Почему «Дядя Ваня» — дядя? Видимо, таким обращением автор вызывает к нему в зрителях симпатию, доверие, веру в то, что он обладает подлинным знанием о мире. «Скажи-ка, дядя…» И потому, что только Соня могла назвать его дядей. Трудолюбивая, некрасивая, несчастливая девушка.
Отец ее Серебряков безличен — он символ тяжелого труда, центр, темное, слепое пятно, на которое все трудятся. Что он пишет в своем кабинете, какую тщету — никто не знает. Он — сгусток пустоты и без 49 различия. Сцена его примирения с Войницким, управляющим его именья, многие годы спустившим на поддержку его благосостояния, его тщеты, — ужасна как повторяющийся дурной сон, обреченный на вечный круговорот возобновления.
Мир нужно строить на земле, а не ждать смерти как воздаяния. Нужно скорее просвещаться, а не ждать, когда тебе исполнится 47 лет, возраст дяди Вани — возраст проигранной жизни.
Чеховская биография, как и произведения, изобилует драмой труда: Таганрог, тягло прилавка, забубенная церковная служба, позже, в Москве, куда семья его бежит от долгов, — ярмо мелких вещиц на заказ и т. д. Отец писал ему в Таганрог: мол, много шутишь в письмах, а мы тут без свечей сидим, где хочешь, а добудь денег к такому-то числу.
В части лавочных дел Павла Чехова автобиографичен образ Лопатина из повести «Три года». Потомственный лавочник Лопатин выделяется из обычаев семьи стремлением к светлому мыслительному труду. Отец и брат его поглощены торговой деятельностью, скрупулезной, трудоемкой, жалкой, мелочной, заморочной, узаконенной обилием церковных ритуалов. Отец бессмысленно старится, слепнет, брат Лопатина сходит с ума, от отчаяния увлекшись бессмысленным философствованием — своей страстью, подспудной, как выяснилось в конце повести.
Так вот, в сцене объяснения с будущей невестой труд — главный мотив, как и полагается навязчивой идее.

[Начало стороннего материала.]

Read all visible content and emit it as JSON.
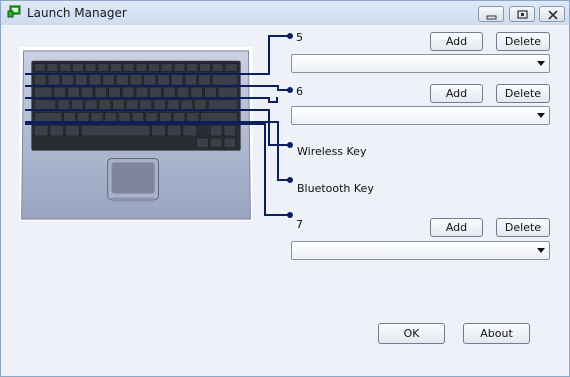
{
  "window": {
    "title": "Launch Manager",
    "controls": [
      "minimize-icon",
      "maximize-icon",
      "close-icon"
    ]
  },
  "keys": [
    {
      "label": "5",
      "add_label": "Add",
      "delete_label": "Delete",
      "selected": ""
    },
    {
      "label": "6",
      "add_label": "Add",
      "delete_label": "Delete",
      "selected": ""
    },
    {
      "label": "Wireless Key"
    },
    {
      "label": "Bluetooth Key"
    },
    {
      "label": "7",
      "add_label": "Add",
      "delete_label": "Delete",
      "selected": ""
    }
  ],
  "footer": {
    "ok_label": "OK",
    "about_label": "About"
  },
  "colors": {
    "connector": "#0a1f5c",
    "titlebar": "#dfe9f6"
  }
}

«— Меня нельзя обеспокоить, — ответила она, останавливаясь на лестнице, — я ведь никогда ничего не делаю. У меня праздник каждый день, от утра до вечера.
— Для меня то, что вы говорите, непонятно, — сказал он, подходя к ней. — Я вырос в среде, где трудятся каждый день, все без исключения, и мужчины и женщины.
— А если нечего делать? — спросила она.
— Надо поставить свою жизнь в такие условия, чтобы труд был необходим. Без труда не может быть чистой и радостной жизни».
Так каким должен быть труд, чтобы он был основой чистой и радостной жизни? Ответ на этот вопрос — вместе с его невозможностью — составляют существенную часть движителя чеховского письма.
И не только письма. На Сахалин он поехал именно в связи с обобщенностью размышлений о человеке как страдательном залоге простой и беспощадной жизни. (Мыслимо ли?! — Чехов-труженик переписал все каторжное население Сахалина — и после составил подробнейший, уникальный отчет о поездке.) Очевиден безвыходный пафос: освящение труда.
Труд должен быть светел. Копать нужно не землю, а воздух, свет.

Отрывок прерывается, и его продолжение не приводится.